“We’ve been lied to.” I whispered those words to my son and daughter as they shivered in the high- desert cold in the middle of the night. I had just roused them from their beds and led them outside to view the night sky in southern Utah. We had come there to visit Zion National Park and were staying at a nearby campground. We were also standing in one of the few places in America where you can still see the night sky in nearly pristine condition, uncontaminated by light pollution. The stars had not been depopulated by street lights and porch lights and headlights and neon lights. We could see the hazy band of the Milky Way clearly, and I suddenly realized that I had not seen that in many years. I was not sure my kids had ever seen it.
There were just so many stars!
When the kids were very young, I had brought them out into our driveway one night and explained that billions of stars filled the sky. But my words had felt more like an article of faith than a tangible reality. In fact, the suburban star-scape had seemed completely countable. Like strings of white Christmas lights hanging in the rafters of a dimly lit Mexican restaurant. It might take some work, and some sort of system, but you could do it. However, staring up at that night sky in Utah, the claims of astronomers seemed completely credible. Likely even. Even more incredible, that night sky had a sense of depth that is lost in the suburbs. Ceasing to be a flat and featureless boundary layer, it had transformed into a real landscape, a place.
When considering the ancient civilizations and their fascination with the night sky, any modern city dweller or suburbanite might be forgiven for wondering what that was all about. The Egyptians aligned the pyramids with a star formation. The Mayans built celestial observatories. The astrological signs and their corollary constellations stretch all the way back to ancient Mesopotamia. If not earlier. Serpent Mound in Ohio seems to correlate with tracking various objects in the night sky. And arguments have been forwarded regarding the utility of Stonehenge as a kind of celestial calculator. This fixation with the stars, and the monument building that so often accompanied it, is often presented as key evidence by ancient alien astronaut theorists. And the origin myths that imagine our ancestors coming from the sky only seem to confirm those impulses. If nothing else, the ancient fascination with the stars strikes the modern sensibility as strange or unwarranted, even obsessive.
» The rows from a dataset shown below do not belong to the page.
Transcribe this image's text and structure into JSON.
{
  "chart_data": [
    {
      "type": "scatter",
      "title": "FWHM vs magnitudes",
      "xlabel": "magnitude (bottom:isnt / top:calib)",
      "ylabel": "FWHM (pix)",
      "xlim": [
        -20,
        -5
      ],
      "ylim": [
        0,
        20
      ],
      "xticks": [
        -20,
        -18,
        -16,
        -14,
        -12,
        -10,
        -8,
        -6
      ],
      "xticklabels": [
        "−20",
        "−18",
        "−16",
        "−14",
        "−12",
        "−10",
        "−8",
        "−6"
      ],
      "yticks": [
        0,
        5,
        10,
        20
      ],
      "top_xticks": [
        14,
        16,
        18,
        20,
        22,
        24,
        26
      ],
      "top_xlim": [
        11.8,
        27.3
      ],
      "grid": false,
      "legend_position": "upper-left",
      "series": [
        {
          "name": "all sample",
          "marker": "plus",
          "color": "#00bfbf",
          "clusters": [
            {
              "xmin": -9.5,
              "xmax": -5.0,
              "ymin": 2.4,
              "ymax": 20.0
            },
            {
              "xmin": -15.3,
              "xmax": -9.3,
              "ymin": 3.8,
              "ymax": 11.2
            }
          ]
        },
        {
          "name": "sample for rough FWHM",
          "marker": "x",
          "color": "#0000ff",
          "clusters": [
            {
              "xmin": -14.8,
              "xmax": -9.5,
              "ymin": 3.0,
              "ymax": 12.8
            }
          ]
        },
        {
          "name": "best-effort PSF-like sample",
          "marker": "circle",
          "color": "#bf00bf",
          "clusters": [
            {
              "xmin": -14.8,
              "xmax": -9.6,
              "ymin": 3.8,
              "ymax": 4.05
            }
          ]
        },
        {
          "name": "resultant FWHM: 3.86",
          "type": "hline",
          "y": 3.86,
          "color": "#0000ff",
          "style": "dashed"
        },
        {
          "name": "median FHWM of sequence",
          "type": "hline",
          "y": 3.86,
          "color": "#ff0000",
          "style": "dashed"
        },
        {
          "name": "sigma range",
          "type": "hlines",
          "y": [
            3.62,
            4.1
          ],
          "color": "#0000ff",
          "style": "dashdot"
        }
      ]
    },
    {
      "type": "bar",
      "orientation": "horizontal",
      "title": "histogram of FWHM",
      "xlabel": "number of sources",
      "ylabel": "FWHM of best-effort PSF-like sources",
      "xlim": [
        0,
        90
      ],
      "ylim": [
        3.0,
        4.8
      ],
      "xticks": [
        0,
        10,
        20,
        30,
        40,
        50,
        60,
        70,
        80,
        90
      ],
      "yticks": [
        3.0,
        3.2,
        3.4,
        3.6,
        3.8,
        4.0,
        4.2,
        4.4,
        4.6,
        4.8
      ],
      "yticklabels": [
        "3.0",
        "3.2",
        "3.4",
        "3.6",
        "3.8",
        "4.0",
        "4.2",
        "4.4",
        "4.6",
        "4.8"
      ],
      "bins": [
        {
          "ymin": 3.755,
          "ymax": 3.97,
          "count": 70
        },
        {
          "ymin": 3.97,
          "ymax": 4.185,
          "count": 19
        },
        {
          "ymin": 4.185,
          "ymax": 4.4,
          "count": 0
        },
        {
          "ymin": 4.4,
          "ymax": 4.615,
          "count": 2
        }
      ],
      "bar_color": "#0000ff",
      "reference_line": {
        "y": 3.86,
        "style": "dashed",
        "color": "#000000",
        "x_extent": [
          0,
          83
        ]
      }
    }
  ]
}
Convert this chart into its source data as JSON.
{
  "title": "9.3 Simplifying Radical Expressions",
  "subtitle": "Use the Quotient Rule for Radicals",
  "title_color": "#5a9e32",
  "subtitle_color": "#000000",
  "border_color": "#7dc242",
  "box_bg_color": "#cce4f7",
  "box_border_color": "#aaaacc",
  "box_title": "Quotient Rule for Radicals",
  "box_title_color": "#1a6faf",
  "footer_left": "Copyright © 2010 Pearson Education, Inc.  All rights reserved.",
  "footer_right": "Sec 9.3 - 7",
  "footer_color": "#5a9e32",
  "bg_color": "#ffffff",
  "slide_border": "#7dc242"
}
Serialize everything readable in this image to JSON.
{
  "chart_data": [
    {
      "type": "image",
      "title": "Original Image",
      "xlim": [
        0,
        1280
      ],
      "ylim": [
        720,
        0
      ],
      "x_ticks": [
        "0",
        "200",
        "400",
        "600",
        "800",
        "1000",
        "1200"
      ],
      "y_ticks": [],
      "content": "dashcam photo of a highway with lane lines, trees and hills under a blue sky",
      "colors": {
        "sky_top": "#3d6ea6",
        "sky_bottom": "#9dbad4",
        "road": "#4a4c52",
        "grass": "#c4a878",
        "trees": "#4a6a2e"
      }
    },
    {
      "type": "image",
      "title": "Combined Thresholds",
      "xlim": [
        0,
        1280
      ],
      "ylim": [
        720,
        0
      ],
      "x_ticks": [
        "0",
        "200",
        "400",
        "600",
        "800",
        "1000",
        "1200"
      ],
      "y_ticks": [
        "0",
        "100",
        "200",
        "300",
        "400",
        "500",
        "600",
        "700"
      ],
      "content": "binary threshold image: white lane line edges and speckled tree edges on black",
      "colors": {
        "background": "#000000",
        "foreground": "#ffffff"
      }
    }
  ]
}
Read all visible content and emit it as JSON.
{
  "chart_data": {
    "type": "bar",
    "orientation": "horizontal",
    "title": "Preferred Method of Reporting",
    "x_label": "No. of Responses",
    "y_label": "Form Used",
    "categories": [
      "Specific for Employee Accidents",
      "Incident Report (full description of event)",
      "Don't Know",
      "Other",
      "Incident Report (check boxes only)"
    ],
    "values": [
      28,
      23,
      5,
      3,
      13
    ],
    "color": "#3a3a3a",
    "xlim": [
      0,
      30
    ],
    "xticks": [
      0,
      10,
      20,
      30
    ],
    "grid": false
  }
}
But if we are to have any chance of stepping into the shoes of our ancestors, of understanding what motivated them, then we need an accurate understanding of what they saw. If the ancients had seen the washed-out night sky that most of us see today, it would, indeed, be strange for them to invest their time, scholarship, religious cosmology, and public works in such a scene. However, they enjoyed an open window into the cosmos that most of us rarely see. And after seeing that sky in the American southwest, their attention and veneration seems completely natural.
As the sun withdrew each day, the curtain would have risen on a complex and beautiful scene. And almost certainly, from almost the beginning of sentient reflection, men and women would have quickly seen that the pageant was not static. The lights moved. It all moved. The sun, the moon, the intricate patterns of stars. How could you not seek meaning there? How could you not dream of ways to explain it? How could you not wonder if there was causality in those motions? How could you not wonder if Answers (the big kind) lurked within such complexity, especially once you had glimpsed the presence of order, the existence of pattern? In other words, the pristine Utah sky offered a sense of continuity between my modern imagination and the imagination of our ancestors, a kind of intellectual and aesthetic connectedness that is much less accessible wherever light pollution exists.
“We’ve been lied to.” I did not mean those words in an accusatory fashion. I don’t blame Edison and Tesla, nor do I blame all the individuals who enjoy the fruits of electrification. But I did mean it. Upon reflection, I meant that our technological advances have literally obscured our view of the universe (a cruel irony in the age of space exploration) and for the most part, we have not even realized it. Standing in that campground, shivering in the high-desert cold, I saw that we had, one ambient lumen at a time, hid something from ourselves, something that our ancestors had seen every night. We had eroded our visual heritage as planetary travelers without even knowing it.
I miss having access to that night sky. I would like to look up into that sky tonight and feel both inconsequential and part of it all. I would like to feel connected to the human race through both time and space by looking up into a magnificent nightscape and feeling equally awed by it. Of course, memory and imagination can surpass a great many obstacles, but even so, I wish I could see the sky more clearly tonight.